At the end of my sophomore year, I found myself sobbing into a cup of pudding at the Ratty.
Of course, by then, I had cried plenty of times. But this was the first time in college I’d ugly cried in public. I didn’t have the privacy of my room, or the drunken mutual understanding of a Keeney stairwell on a Saturday night: I was sitting immediately next to the apples and bananas, and I was crying. Audibly. Anyone trying to refill their coffee would have definitely heard my stifled sobs. They maybe would have even noticed the tears streaming down my face, splashing into vanilla custard.
This send-off isn’t about defining success or embracing uncertainty or taking active control of your happiness. Many bloggers have written about these topics—far better than I could. This send-off is about the low points of college.
Graduation is all too often a time when smiling is mandatory, and nostalgia overshadows reflection. The story of the past few years isn’t so neat, though. Success was not always inevitable, or expected. Not every pain became a teachable moment.

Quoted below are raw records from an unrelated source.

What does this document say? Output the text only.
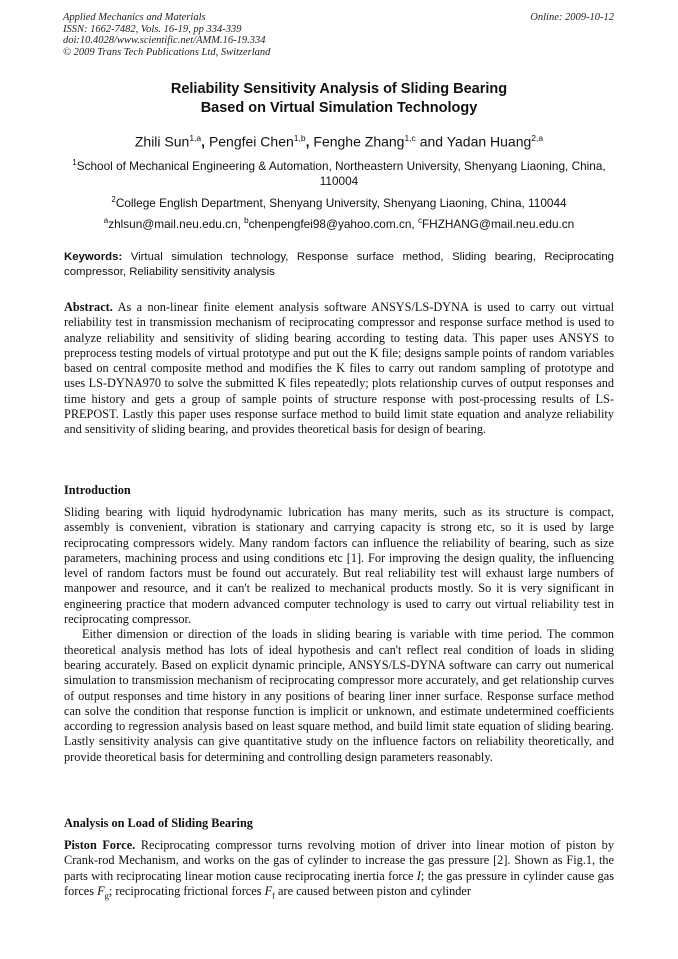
Applied Mechanics and Materials
ISSN: 1662-7482, Vols. 16-19, pp 334-339
doi:10.4028/www.scientific.net/AMM.16-19.334
© 2009 Trans Tech Publications Ltd, Switzerland
Online: 2009-10-12
Reliability Sensitivity Analysis of Sliding Bearing
Based on Virtual Simulation Technology
Zhili Sun$^{1,a}$, Pengfei Chen$^{1,b}$, Fenghe Zhang$^{1,c}$ and Yadan Huang$^{2,a}$
$^1$School of Mechanical Engineering & Automation, Northeastern University, Shenyang Liaoning, China, 110004
$^2$College English Department, Shenyang University, Shenyang Liaoning, China, 110044
$^a$zhlsun@mail.neu.edu.cn, $^b$chenpengfei98@yahoo.com.cn, $^c$FHZHANG@mail.neu.edu.cn
Keywords: Virtual simulation technology, Response surface method, Sliding bearing, Reciprocating compressor, Reliability sensitivity analysis
Abstract. As a non-linear finite element analysis software ANSYS/LS-DYNA is used to carry out virtual reliability test in transmission mechanism of reciprocating compressor and response surface method is used to analyze reliability and sensitivity of sliding bearing according to testing data. This paper uses ANSYS to preprocess testing models of virtual prototype and put out the K file; designs sample points of random variables based on central composite method and modifies the K files to carry out random sampling of prototype and uses LS-DYNA970 to solve the submitted K files repeatedly; plots relationship curves of output responses and time history and gets a group of sample points of structure response with post-processing results of LS-PREPOST. Lastly this paper uses response surface method to build limit state equation and analyze reliability and sensitivity of sliding bearing, and provides theoretical basis for design of bearing.
Introduction

Sliding bearing with liquid hydrodynamic lubrication has many merits, such as its structure is compact, assembly is convenient, vibration is stationary and carrying capacity is strong etc, so it is used by large reciprocating compressors widely. Many random factors can influence the reliability of bearing, such as size parameters, machining process and using conditions etc [1]. For improving the design quality, the influencing level of random factors must be found out accurately. But real reliability test will exhaust large numbers of manpower and resource, and it can't be realized to mechanical products mostly. So it is very significant in engineering practice that modern advanced computer technology is used to carry out virtual reliability test in reciprocating compressor.

Either dimension or direction of the loads in sliding bearing is variable with time period. The common theoretical analysis method has lots of ideal hypothesis and can't reflect real condition of loads in sliding bearing accurately. Based on explicit dynamic principle, ANSYS/LS-DYNA software can carry out numerical simulation to transmission mechanism of reciprocating compressor more accurately, and get relationship curves of output responses and time history in any positions of bearing liner inner surface. Response surface method can solve the condition that response function is implicit or unknown, and estimate undetermined coefficients according to regression analysis based on least square method, and build limit state equation of sliding bearing. Lastly sensitivity analysis can give quantitative study on the influence factors on reliability theoretically, and provide theoretical basis for determining and controlling design parameters reasonably.

Analysis on Load of Sliding Bearing
Piston Force. Reciprocating compressor turns revolving motion of driver into linear motion of piston by Crank-rod Mechanism, and works on the gas of cylinder to increase the gas pressure [2]. Shown as Fig.1, the parts with reciprocating linear motion cause reciprocating inertia force I; the gas pressure in cylinder cause gas forces $F_g$; reciprocating frictional forces $F_f$ are caused between piston and cylinder
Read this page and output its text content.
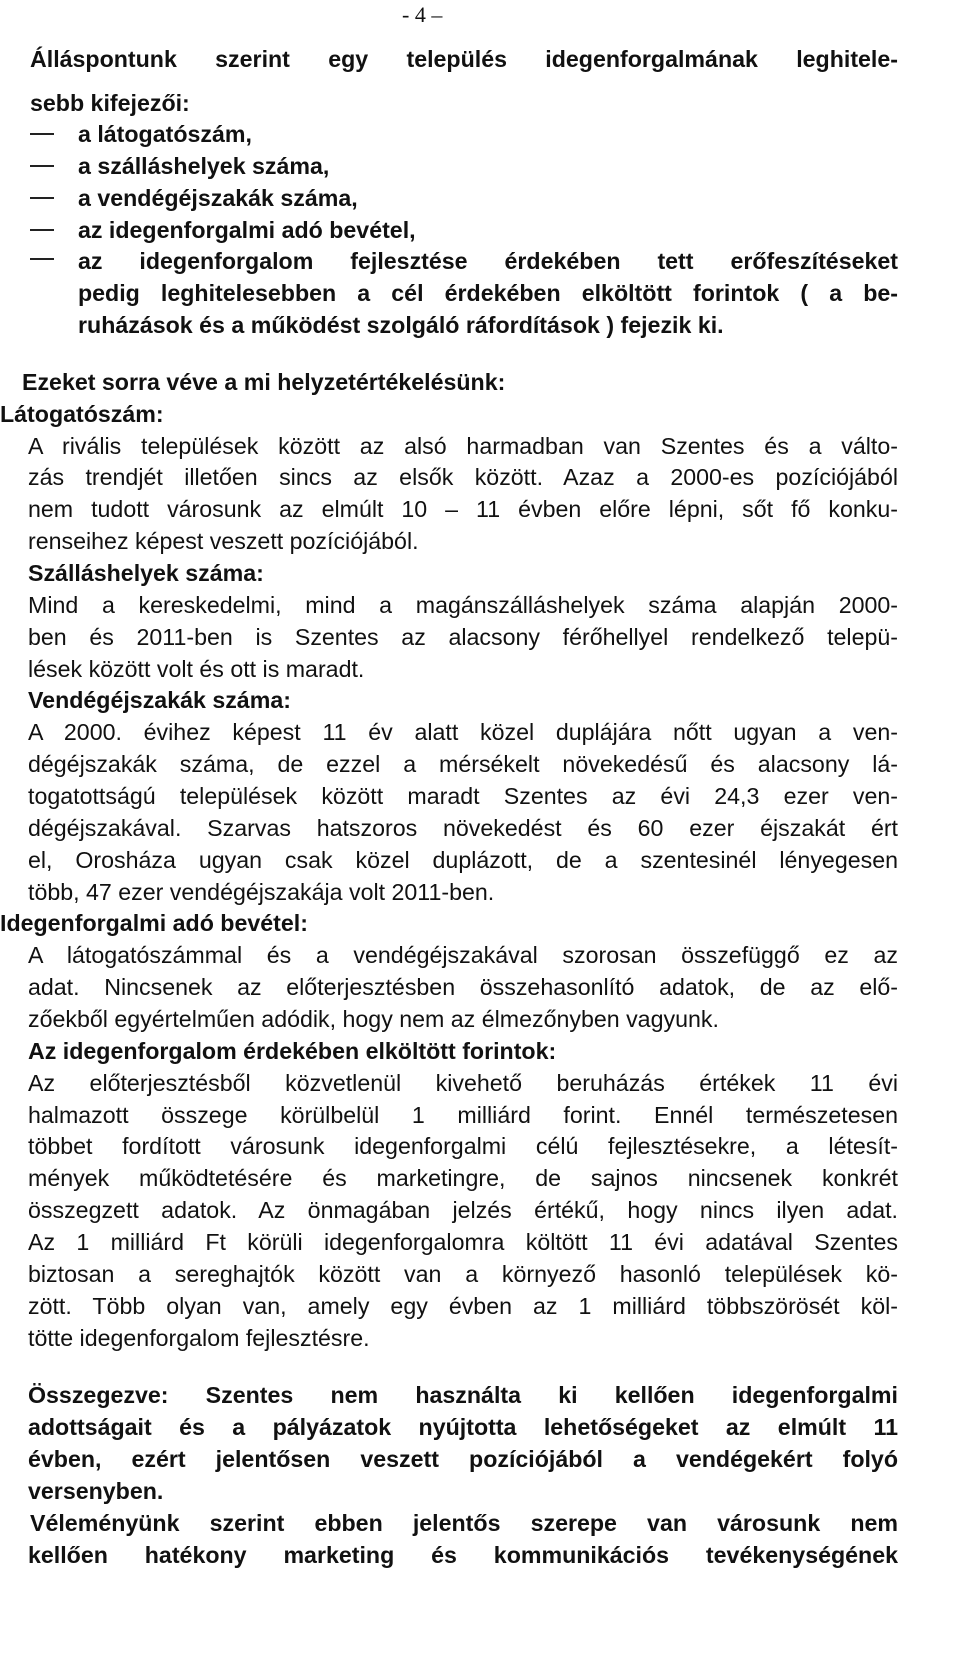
- 4 –
Álláspontunk szerint egy település idegenforgalmának leghitele-
sebb kifejezői:
a látogatószám,
a szálláshelyek száma,
a vendégéjszakák száma,
az idegenforgalmi adó bevétel,
az idegenforgalom fejlesztése érdekében tett erőfeszítéseket
pedig leghitelesebben a cél érdekében elköltött forintok ( a be-
ruházások és a működést szolgáló ráfordítások ) fejezik ki.
Ezeket sorra véve a mi helyzetértékelésünk:
Látogatószám:
A rivális települések között az alsó harmadban van Szentes és a válto-
zás trendjét illetően sincs az elsők között. Azaz a 2000-es pozíciójából
nem tudott városunk az elmúlt 10 – 11 évben előre lépni, sőt fő konku-
renseihez képest veszett pozíciójából.
Szálláshelyek száma:
Mind a kereskedelmi, mind a magánszálláshelyek száma alapján 2000-
ben és 2011-ben is Szentes az alacsony férőhellyel rendelkező telepü-
lések között volt és ott is maradt.
Vendégéjszakák száma:
A 2000. évihez képest 11 év alatt közel duplájára nőtt ugyan a ven-
dégéjszakák száma, de ezzel a mérsékelt növekedésű és alacsony lá-
togatottságú települések között maradt Szentes az évi 24,3 ezer ven-
dégéjszakával. Szarvas hatszoros növekedést és 60 ezer éjszakát ért
el, Orosháza ugyan csak közel duplázott, de a szentesinél lényegesen
több, 47 ezer vendégéjszakája volt 2011-ben.
Idegenforgalmi adó bevétel:
A látogatószámmal és a vendégéjszakával szorosan összefüggő ez az
adat. Nincsenek az előterjesztésben összehasonlító adatok, de az elő-
zőekből egyértelműen adódik, hogy nem az élmezőnyben vagyunk.
Az idegenforgalom érdekében elköltött forintok:
Az előterjesztésből közvetlenül kivehető beruházás értékek 11 évi
halmazott összege körülbelül 1 milliárd forint. Ennél természetesen
többet fordított városunk idegenforgalmi célú fejlesztésekre, a létesít-
mények működtetésére és marketingre, de sajnos nincsenek konkrét
összegzett adatok. Az önmagában jelzés értékű, hogy nincs ilyen adat.
Az 1 milliárd Ft körüli idegenforgalomra költött 11 évi adatával Szentes
biztosan a sereghajtók között van a környező hasonló települések kö-
zött. Több olyan van, amely egy évben az 1 milliárd többszörösét köl-
tötte idegenforgalom fejlesztésre.
Összegezve: Szentes nem használta ki kellően idegenforgalmi
adottságait és a pályázatok nyújtotta lehetőségeket az elmúlt 11
évben, ezért jelentősen veszett pozíciójából a vendégekért folyó
versenyben.
Véleményünk szerint ebben jelentős szerepe van városunk nem
kellően hatékony marketing és kommunikációs tevékenységének
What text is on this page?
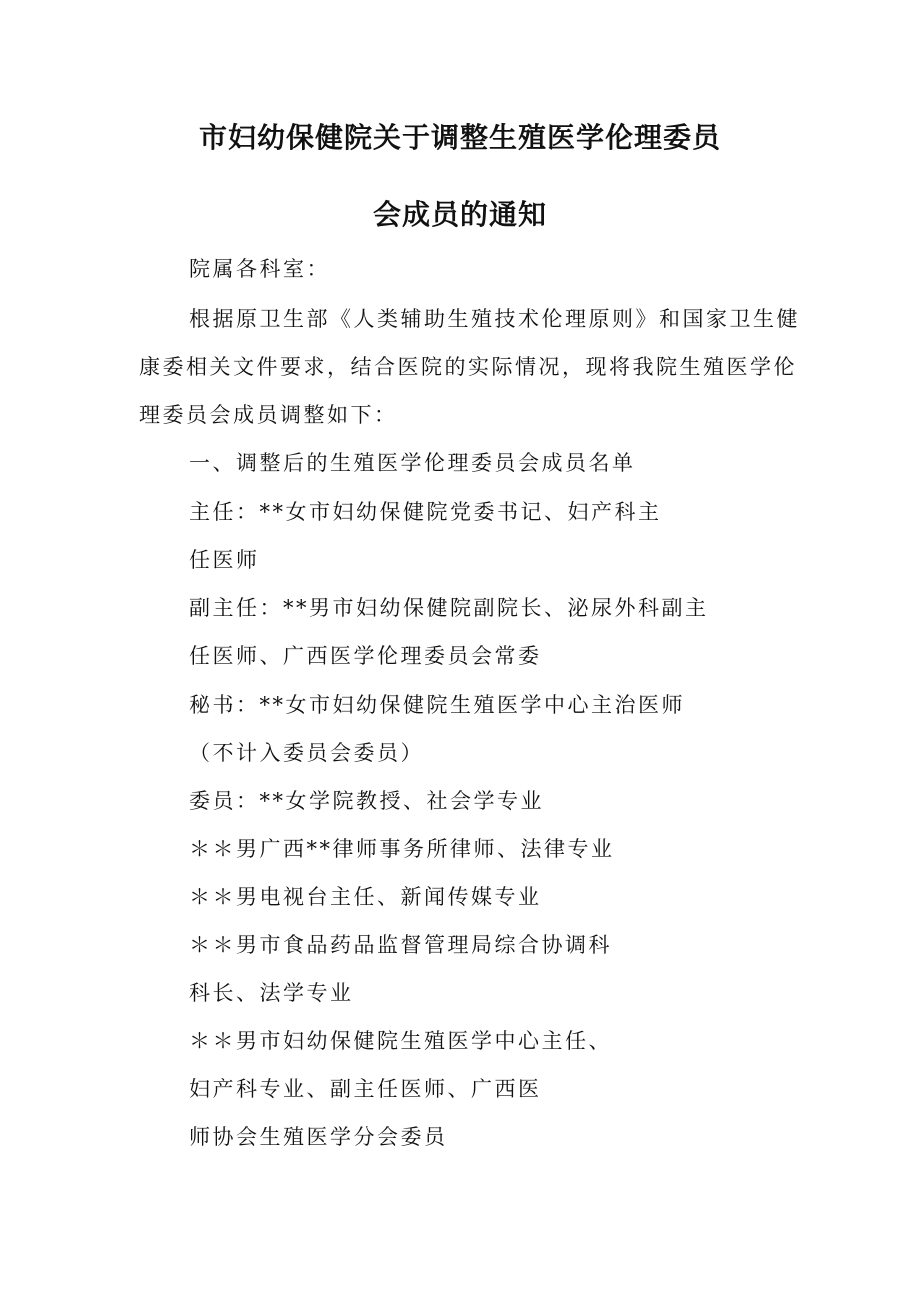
市妇幼保健院关于调整生殖医学伦理委员
会成员的通知
院属各科室：
根据原卫生部《人类辅助生殖技术伦理原则》和国家卫生健
康委相关文件要求，结合医院的实际情况，现将我院生殖医学伦
理委员会成员调整如下：
一、调整后的生殖医学伦理委员会成员名单
主任：**女市妇幼保健院党委书记、妇产科主
任医师
副主任：**男市妇幼保健院副院长、泌尿外科副主
任医师、广西医学伦理委员会常委
秘书：**女市妇幼保健院生殖医学中心主治医师
（不计入委员会委员）
委员：**女学院教授、社会学专业
＊＊男广西**律师事务所律师、法律专业
＊＊男电视台主任、新闻传媒专业
＊＊男市食品药品监督管理局综合协调科
科长、法学专业
＊＊男市妇幼保健院生殖医学中心主任、
妇产科专业、副主任医师、广西医
师协会生殖医学分会委员
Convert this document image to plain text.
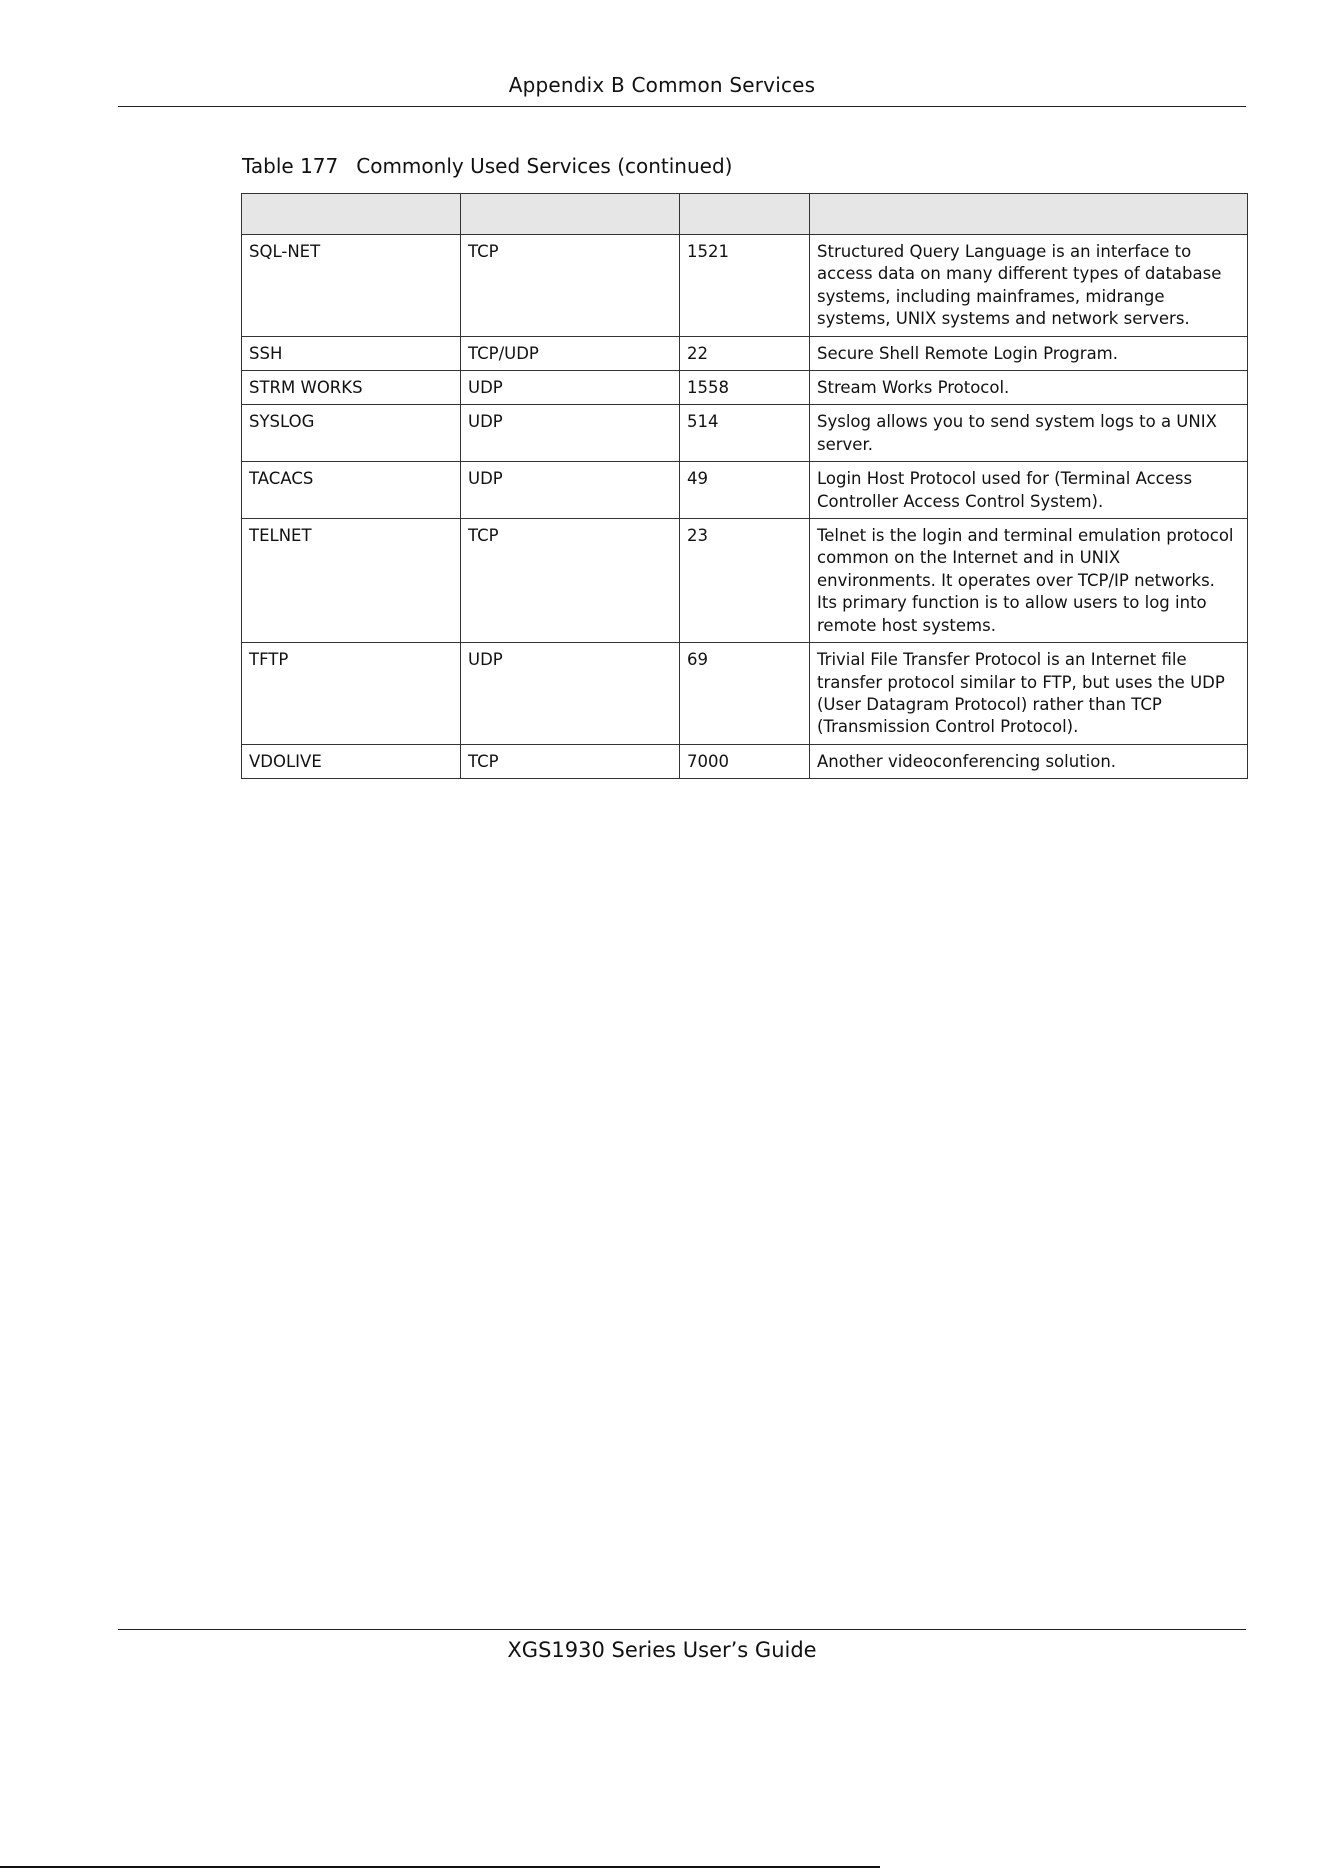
Appendix B Common Services
Table 177 Commonly Used Services (continued)

SQL-NET	TCP	1521	Structured Query Language is an interface to access data on many different types of database systems, including mainframes, midrange systems, UNIX systems and network servers.
SSH	TCP/UDP	22	Secure Shell Remote Login Program.
STRM WORKS	UDP	1558	Stream Works Protocol.
SYSLOG	UDP	514	Syslog allows you to send system logs to a UNIX server.
TACACS	UDP	49	Login Host Protocol used for (Terminal Access Controller Access Control System).
TELNET	TCP	23	Telnet is the login and terminal emulation protocol common on the Internet and in UNIX environments. It operates over TCP/IP networks. Its primary function is to allow users to log into remote host systems.
TFTP	UDP	69	Trivial File Transfer Protocol is an Internet file transfer protocol similar to FTP, but uses the UDP (User Datagram Protocol) rather than TCP (Transmission Control Protocol).
VDOLIVE	TCP	7000	Another videoconferencing solution.
XGS1930 Series User’s Guide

I want to talk about the low points, though, because they taught me that it’s okay to ask for help. As I was sitting in the Ratty, all I could worry about at the time was all the different ways I had already failed. I didn’t know what I was doing that summer, or where I was living. Switching majors was a terrible idea, and I’d never catch up to everyone else. My classes were tanking, and I was so behind in lecture that I didn’t even know how to be wrong anymore.